La reine du Yangzi
Nul ne sait si j’en suis ou non satisfait, pas même les Esprits, pas même l’Empereur de Jade, pas même les Huit Immortels. À moins que je ne sois échappé du Grand Vide et que je ne sois à nouveau vivant, derrière toi, invisible... »
Involontairement, Laure se retourne et se protège derrière Marc.
— J’ai peur, dit-elle.
— Ce devaient être des moines taoïstes, explique-t-il pour la rassurer. Il paraît qu’ils étaient assez farceurs à l’époque des empereurs Tang.
Louis s’assied par terre et promène son regard sur ce monde oublié.
— Tout finit toujours par devenir ruine et plaisanterie, dit-il.

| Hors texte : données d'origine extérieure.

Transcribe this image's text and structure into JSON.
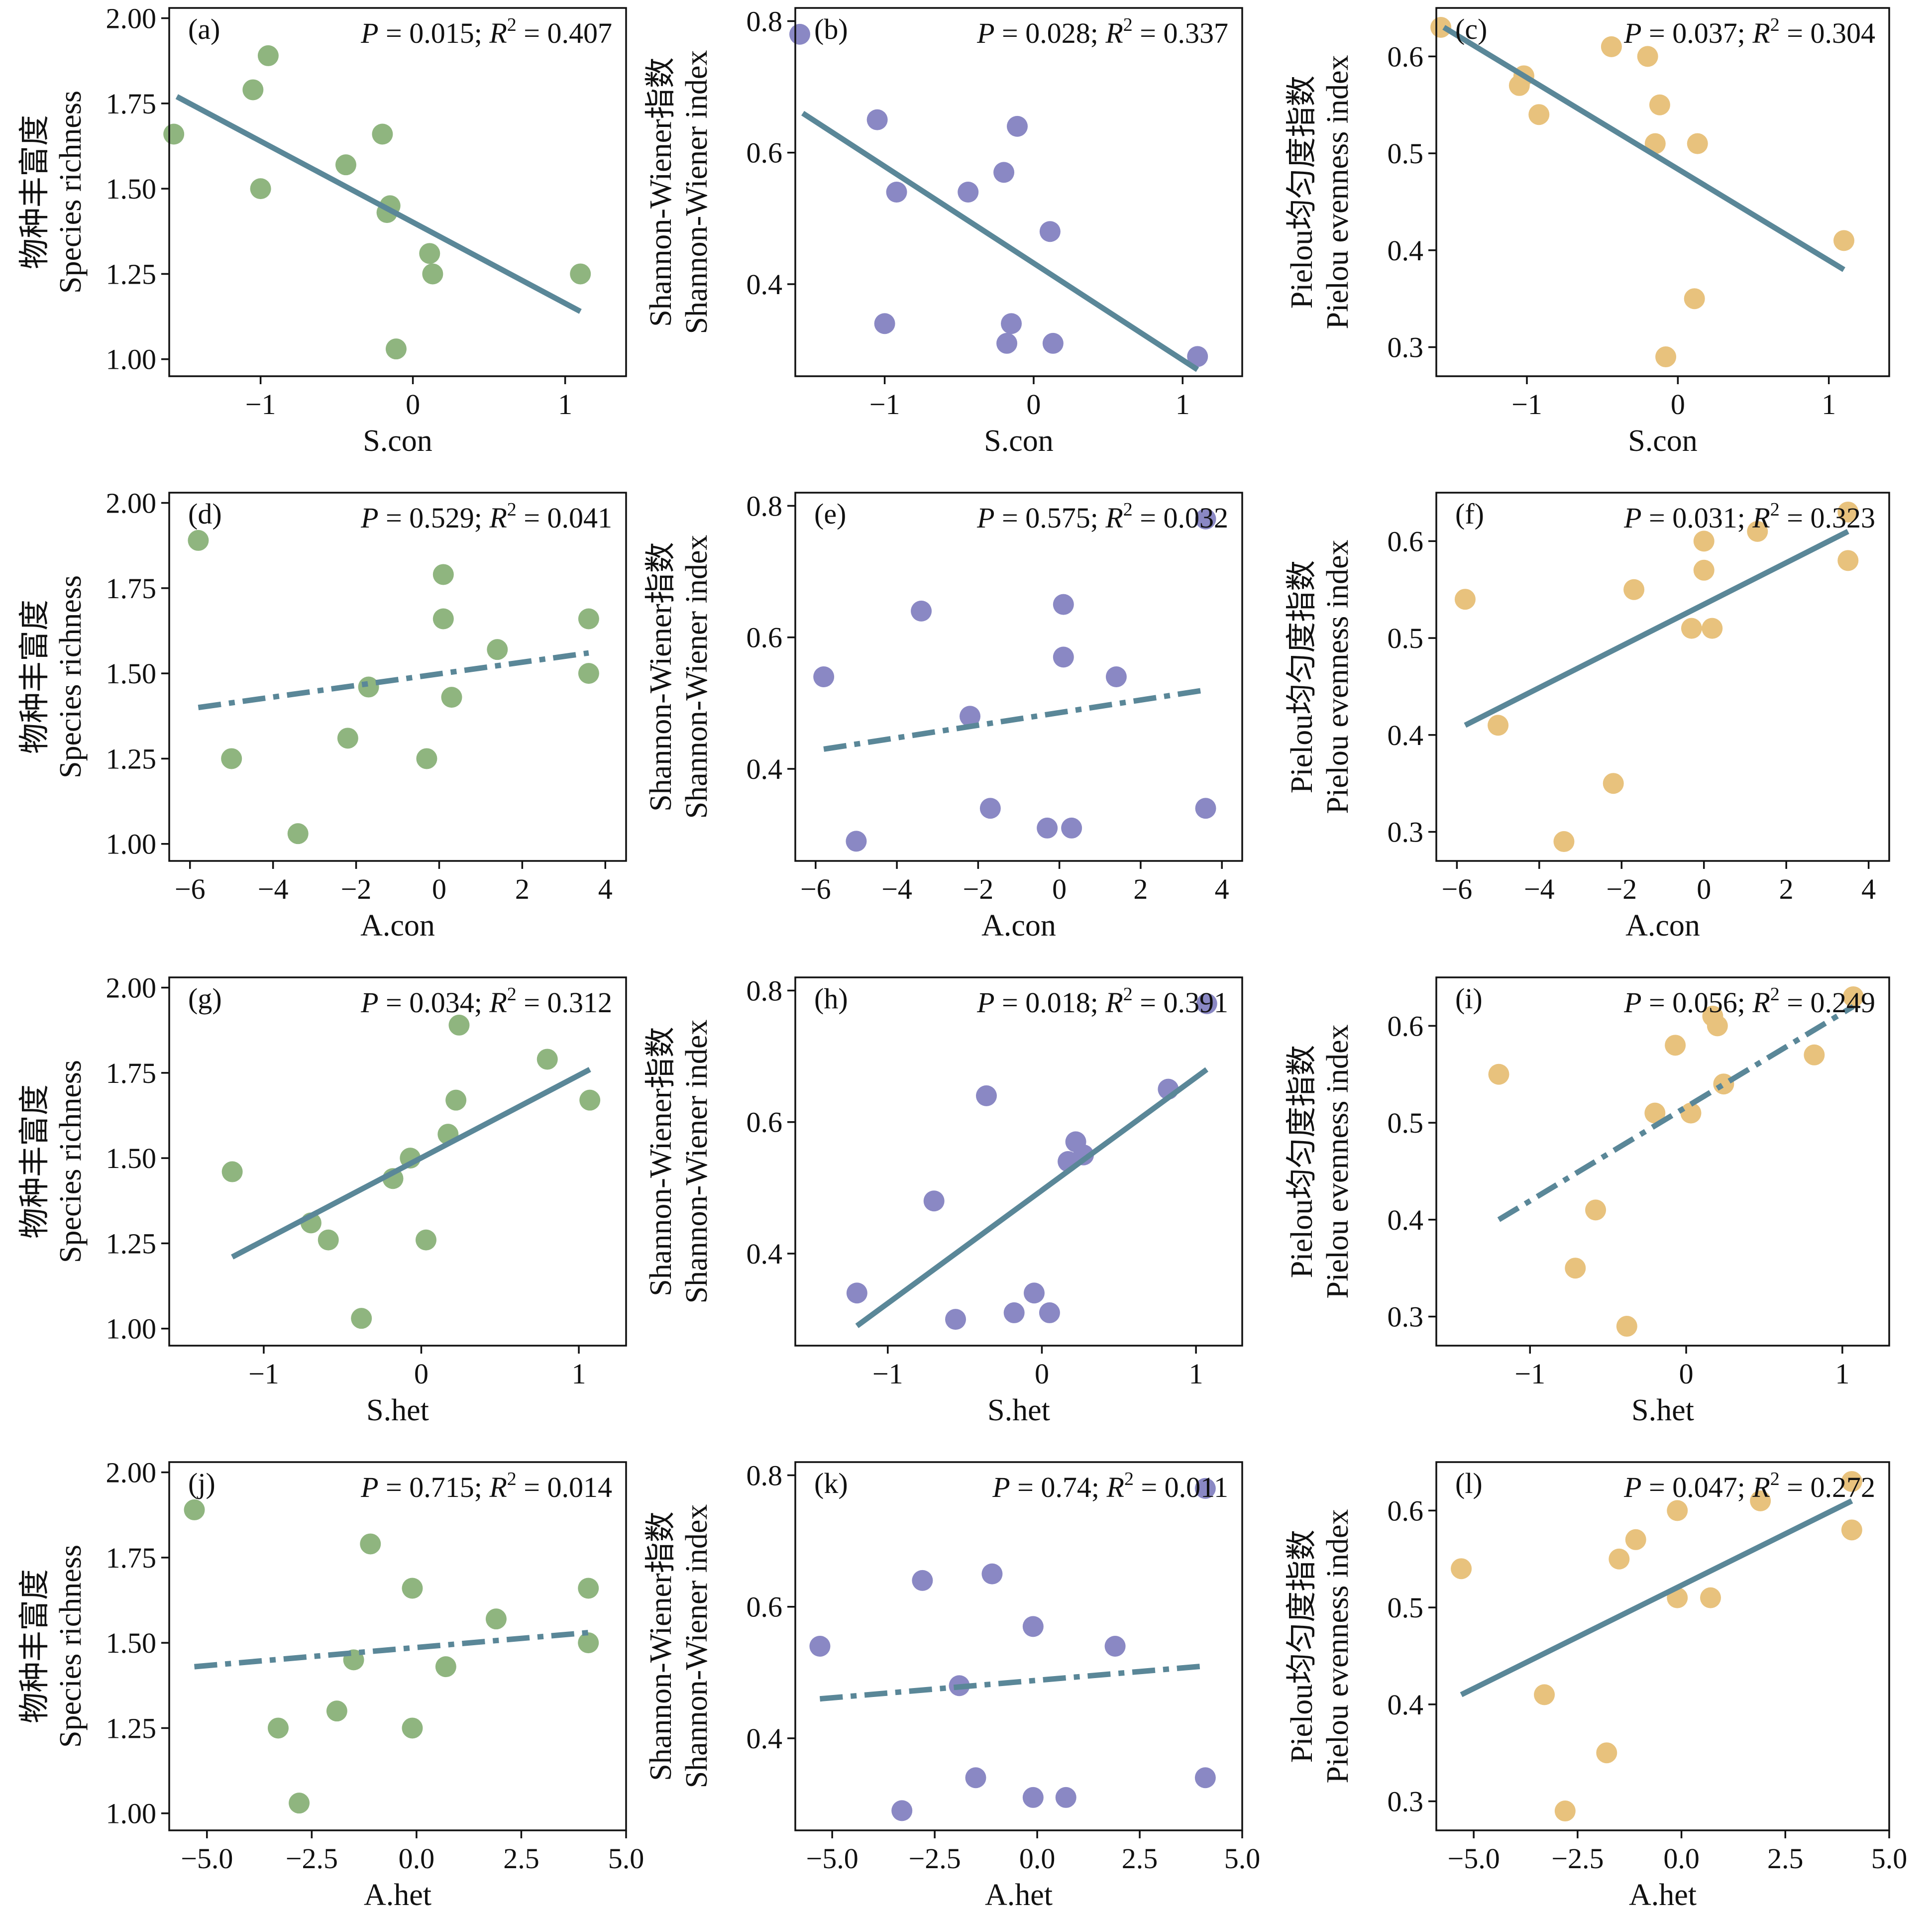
{
  "colors": {
    "richness": "#8fb57f",
    "shannon": "#8a88c4",
    "pielou": "#e8c27d",
    "fit_line": "#5a8798",
    "axis": "#111111"
  },
  "rows": [
    {
      "xlabel": "S.con",
      "xlim": [
        -1.6,
        1.4
      ],
      "xticks": [
        -1,
        0,
        1
      ],
      "xtick_labels": [
        "−1",
        "0",
        "1"
      ]
    },
    {
      "xlabel": "A.con",
      "xlim": [
        -6.5,
        4.5
      ],
      "xticks": [
        -6,
        -4,
        -2,
        0,
        2,
        4
      ],
      "xtick_labels": [
        "−6",
        "−4",
        "−2",
        "0",
        "2",
        "4"
      ]
    },
    {
      "xlabel": "S.het",
      "xlim": [
        -1.6,
        1.3
      ],
      "xticks": [
        -1,
        0,
        1
      ],
      "xtick_labels": [
        "−1",
        "0",
        "1"
      ]
    },
    {
      "xlabel": "A.het",
      "xlim": [
        -5.9,
        5.0
      ],
      "xticks": [
        -5,
        -2.5,
        0,
        2.5,
        5
      ],
      "xtick_labels": [
        "−5.0",
        "−2.5",
        "0.0",
        "2.5",
        "5.0"
      ]
    }
  ],
  "cols": [
    {
      "ylabel1": "物种丰富度",
      "ylabel2": "Species richness",
      "ylim": [
        0.95,
        2.03
      ],
      "yticks": [
        1.0,
        1.25,
        1.5,
        1.75,
        2.0
      ],
      "ytick_labels": [
        "1.00",
        "1.25",
        "1.50",
        "1.75",
        "2.00"
      ],
      "color_key": "richness"
    },
    {
      "ylabel1": "Shannon-Wiener指数",
      "ylabel2": "Shannon-Wiener index",
      "ylim": [
        0.26,
        0.82
      ],
      "yticks": [
        0.4,
        0.6,
        0.8
      ],
      "ytick_labels": [
        "0.4",
        "0.6",
        "0.8"
      ],
      "color_key": "shannon"
    },
    {
      "ylabel1": "Pielou均匀度指数",
      "ylabel2": "Pielou evenness index",
      "ylim": [
        0.27,
        0.65
      ],
      "yticks": [
        0.3,
        0.4,
        0.5,
        0.6
      ],
      "ytick_labels": [
        "0.3",
        "0.4",
        "0.5",
        "0.6"
      ],
      "color_key": "pielou"
    }
  ],
  "chart_data": [
    {
      "type": "scatter",
      "panel": "(a)",
      "stat_p": "P",
      "stat_p_val": " = 0.015; ",
      "stat_r": "R",
      "stat_r_sup": "2",
      "stat_r_val": " = 0.407",
      "line_style": "solid",
      "x": [
        -1.57,
        -1.05,
        -0.95,
        -1.0,
        -0.44,
        -0.2,
        -0.17,
        -0.15,
        -0.11,
        0.11,
        0.13,
        1.1
      ],
      "y": [
        1.66,
        1.79,
        1.89,
        1.5,
        1.57,
        1.66,
        1.43,
        1.45,
        1.03,
        1.31,
        1.25,
        1.25
      ],
      "fit": [
        [
          -1.55,
          1.77
        ],
        [
          1.1,
          1.14
        ]
      ]
    },
    {
      "type": "scatter",
      "panel": "(b)",
      "stat_p": "P",
      "stat_p_val": " = 0.028; ",
      "stat_r": "R",
      "stat_r_sup": "2",
      "stat_r_val": " = 0.337",
      "line_style": "solid",
      "x": [
        -1.57,
        -1.05,
        -1.0,
        -0.92,
        -0.44,
        -0.2,
        -0.18,
        -0.15,
        -0.11,
        0.11,
        0.13,
        1.1
      ],
      "y": [
        0.78,
        0.65,
        0.34,
        0.54,
        0.54,
        0.57,
        0.31,
        0.34,
        0.64,
        0.48,
        0.31,
        0.29
      ],
      "fit": [
        [
          -1.55,
          0.66
        ],
        [
          1.1,
          0.27
        ]
      ]
    },
    {
      "type": "scatter",
      "panel": "(c)",
      "stat_p": "P",
      "stat_p_val": " = 0.037; ",
      "stat_r": "R",
      "stat_r_sup": "2",
      "stat_r_val": " = 0.304",
      "line_style": "solid",
      "x": [
        -1.57,
        -1.05,
        -1.02,
        -0.92,
        -0.44,
        -0.2,
        -0.15,
        -0.12,
        -0.08,
        0.11,
        0.13,
        1.1
      ],
      "y": [
        0.63,
        0.57,
        0.58,
        0.54,
        0.61,
        0.6,
        0.51,
        0.55,
        0.29,
        0.35,
        0.51,
        0.41
      ],
      "fit": [
        [
          -1.55,
          0.63
        ],
        [
          1.1,
          0.38
        ]
      ]
    },
    {
      "type": "scatter",
      "panel": "(d)",
      "stat_p": "P",
      "stat_p_val": " = 0.529; ",
      "stat_r": "R",
      "stat_r_sup": "2",
      "stat_r_val": " = 0.041",
      "line_style": "dashed",
      "x": [
        -5.8,
        -5.0,
        -3.4,
        -2.2,
        -1.7,
        -0.3,
        0.1,
        0.1,
        0.3,
        1.4,
        3.6,
        3.6
      ],
      "y": [
        1.89,
        1.25,
        1.03,
        1.31,
        1.46,
        1.25,
        1.79,
        1.66,
        1.43,
        1.57,
        1.66,
        1.5
      ],
      "fit": [
        [
          -5.8,
          1.4
        ],
        [
          3.6,
          1.56
        ]
      ]
    },
    {
      "type": "scatter",
      "panel": "(e)",
      "stat_p": "P",
      "stat_p_val": " = 0.575; ",
      "stat_r": "R",
      "stat_r_sup": "2",
      "stat_r_val": " = 0.032",
      "line_style": "dashed",
      "x": [
        -5.8,
        -5.0,
        -3.4,
        -2.2,
        -1.7,
        -0.3,
        0.1,
        0.1,
        0.3,
        1.4,
        3.6,
        3.6
      ],
      "y": [
        0.54,
        0.29,
        0.64,
        0.48,
        0.34,
        0.31,
        0.65,
        0.57,
        0.31,
        0.54,
        0.78,
        0.34
      ],
      "fit": [
        [
          -5.8,
          0.43
        ],
        [
          3.6,
          0.52
        ]
      ]
    },
    {
      "type": "scatter",
      "panel": "(f)",
      "stat_p": "P",
      "stat_p_val": " = 0.031; ",
      "stat_r": "R",
      "stat_r_sup": "2",
      "stat_r_val": " = 0.323",
      "line_style": "solid",
      "x": [
        -5.8,
        -5.0,
        -3.4,
        -2.2,
        -1.7,
        -0.3,
        0.0,
        0.0,
        0.2,
        1.3,
        3.5,
        3.5
      ],
      "y": [
        0.54,
        0.41,
        0.29,
        0.35,
        0.55,
        0.51,
        0.6,
        0.57,
        0.51,
        0.61,
        0.63,
        0.58
      ],
      "fit": [
        [
          -5.8,
          0.41
        ],
        [
          3.5,
          0.61
        ]
      ]
    },
    {
      "type": "scatter",
      "panel": "(g)",
      "stat_p": "P",
      "stat_p_val": " = 0.034; ",
      "stat_r": "R",
      "stat_r_sup": "2",
      "stat_r_val": " = 0.312",
      "line_style": "solid",
      "x": [
        -1.2,
        -0.7,
        -0.59,
        -0.38,
        -0.18,
        -0.07,
        0.03,
        0.17,
        0.22,
        0.24,
        0.8,
        1.07
      ],
      "y": [
        1.46,
        1.31,
        1.26,
        1.03,
        1.44,
        1.5,
        1.26,
        1.57,
        1.67,
        1.89,
        1.79,
        1.67
      ],
      "fit": [
        [
          -1.2,
          1.21
        ],
        [
          1.07,
          1.76
        ]
      ]
    },
    {
      "type": "scatter",
      "panel": "(h)",
      "stat_p": "P",
      "stat_p_val": " = 0.018; ",
      "stat_r": "R",
      "stat_r_sup": "2",
      "stat_r_val": " = 0.391",
      "line_style": "solid",
      "x": [
        -1.2,
        -0.7,
        -0.56,
        -0.36,
        -0.18,
        -0.05,
        0.05,
        0.17,
        0.22,
        0.27,
        0.82,
        1.07
      ],
      "y": [
        0.34,
        0.48,
        0.3,
        0.64,
        0.31,
        0.34,
        0.31,
        0.54,
        0.57,
        0.55,
        0.65,
        0.78
      ],
      "fit": [
        [
          -1.2,
          0.29
        ],
        [
          1.07,
          0.68
        ]
      ]
    },
    {
      "type": "scatter",
      "panel": "(i)",
      "stat_p": "P",
      "stat_p_val": " = 0.056; ",
      "stat_r": "R",
      "stat_r_sup": "2",
      "stat_r_val": " = 0.249",
      "line_style": "dashed",
      "x": [
        -1.2,
        -0.71,
        -0.58,
        -0.38,
        -0.2,
        -0.07,
        0.03,
        0.17,
        0.2,
        0.24,
        0.82,
        1.07
      ],
      "y": [
        0.55,
        0.35,
        0.41,
        0.29,
        0.51,
        0.58,
        0.51,
        0.61,
        0.6,
        0.54,
        0.57,
        0.63
      ],
      "fit": [
        [
          -1.2,
          0.4
        ],
        [
          1.07,
          0.62
        ]
      ]
    },
    {
      "type": "scatter",
      "panel": "(j)",
      "stat_p": "P",
      "stat_p_val": " = 0.715; ",
      "stat_r": "R",
      "stat_r_sup": "2",
      "stat_r_val": " = 0.014",
      "line_style": "dashed",
      "x": [
        -5.3,
        -3.3,
        -2.8,
        -1.9,
        -1.5,
        -1.1,
        -0.1,
        -0.1,
        0.7,
        1.9,
        4.1,
        4.1
      ],
      "y": [
        1.89,
        1.25,
        1.03,
        1.3,
        1.45,
        1.79,
        1.66,
        1.25,
        1.43,
        1.57,
        1.66,
        1.5
      ],
      "fit": [
        [
          -5.3,
          1.43
        ],
        [
          4.1,
          1.53
        ]
      ]
    },
    {
      "type": "scatter",
      "panel": "(k)",
      "stat_p": "P",
      "stat_p_val": " = 0.74; ",
      "stat_r": "R",
      "stat_r_sup": "2",
      "stat_r_val": " = 0.011",
      "line_style": "dashed",
      "x": [
        -5.3,
        -3.3,
        -2.8,
        -1.9,
        -1.5,
        -1.1,
        -0.1,
        -0.1,
        0.7,
        1.9,
        4.1,
        4.1
      ],
      "y": [
        0.54,
        0.29,
        0.64,
        0.48,
        0.34,
        0.65,
        0.57,
        0.31,
        0.31,
        0.54,
        0.34,
        0.78
      ],
      "fit": [
        [
          -5.3,
          0.46
        ],
        [
          4.1,
          0.51
        ]
      ]
    },
    {
      "type": "scatter",
      "panel": "(l)",
      "stat_p": "P",
      "stat_p_val": " = 0.047; ",
      "stat_r": "R",
      "stat_r_sup": "2",
      "stat_r_val": " = 0.272",
      "line_style": "solid",
      "x": [
        -5.3,
        -3.3,
        -2.8,
        -1.8,
        -1.5,
        -1.1,
        -0.1,
        -0.1,
        0.7,
        1.9,
        4.1,
        4.1
      ],
      "y": [
        0.54,
        0.41,
        0.29,
        0.35,
        0.55,
        0.57,
        0.6,
        0.51,
        0.51,
        0.61,
        0.63,
        0.58
      ],
      "fit": [
        [
          -5.3,
          0.41
        ],
        [
          4.1,
          0.61
        ]
      ]
    }
  ]
}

Les constructions humaines, la vie et même les dieux. J’aime bien cet endroit : il nous prouve que les divinités ne sont d’aucun secours.
— Pourquoi dis-tu cela ? s’étonne Marc.
— Regarde autour de toi, le temps a passé, des siècles peut-être et, pourtant, les sujets de l’empire du Milieu, ceux que nous croisons tous les jours à Shanghai, sont toujours aussi misérables. C’est bien la preuve que les dieux qu’ils ont priés, y compris le nôtre, n’y ont rien changé et qu’ils n’existent donc pas. Je pense que c’est seulement en lui que l’homme doit chercher son salut. Pas ailleurs.
— Tu ne crois donc vraiment à rien, comme ton père ? questionne Marc.
— Si je pense que Dieu n’existe pas, ce n’est pas pour imiter mon père. Je suis assez grand pour me forger mapropre opinion. Comment croire en lui quand tu vois tous ces coolies qui triment comme des bêtes sur les quais de Shanghai ?
— Tu nous embêtes, Louis, avec tes histoires, proteste Laure. On était tranquilles et tu viens nous parler de tes problèmes métaphysiques. Avoue plutôt que tu n’aimes pas les jésuites du collège.
— C’est toi qui ne comprends rien, Laure, rétorque Louis. Je voulais t’emmener ici parce que personne ne connaît cet endroit, qu’il est seulement pour nous et qu’il est notre secret. Je pensais que cette solitude te ferait du bien à toi aussi, qu’elle t’amènerait à réfléchir autrement.
Marc et Laure échangent un regard perplexe.
— Pourquoi devrais-je réfléchir autrement ? interroge-t-elle. Je pense de travers, d’après toi ?
Louis s’allonge entre deux stèles, arrache un brin d’herbe et le porte à sa bouche. Les yeux grands ouverts, il essaie de retrouver dans les nuages qui défilent les mêmes formes fantasmagoriques que dans les cieux de France quand, cet été, il s’étendait sur le sol caillouteux. Mais rien ne vient, les masses blanches passent, indifférentes, sans prendre le temps de dessiner la moindre figure de rêve.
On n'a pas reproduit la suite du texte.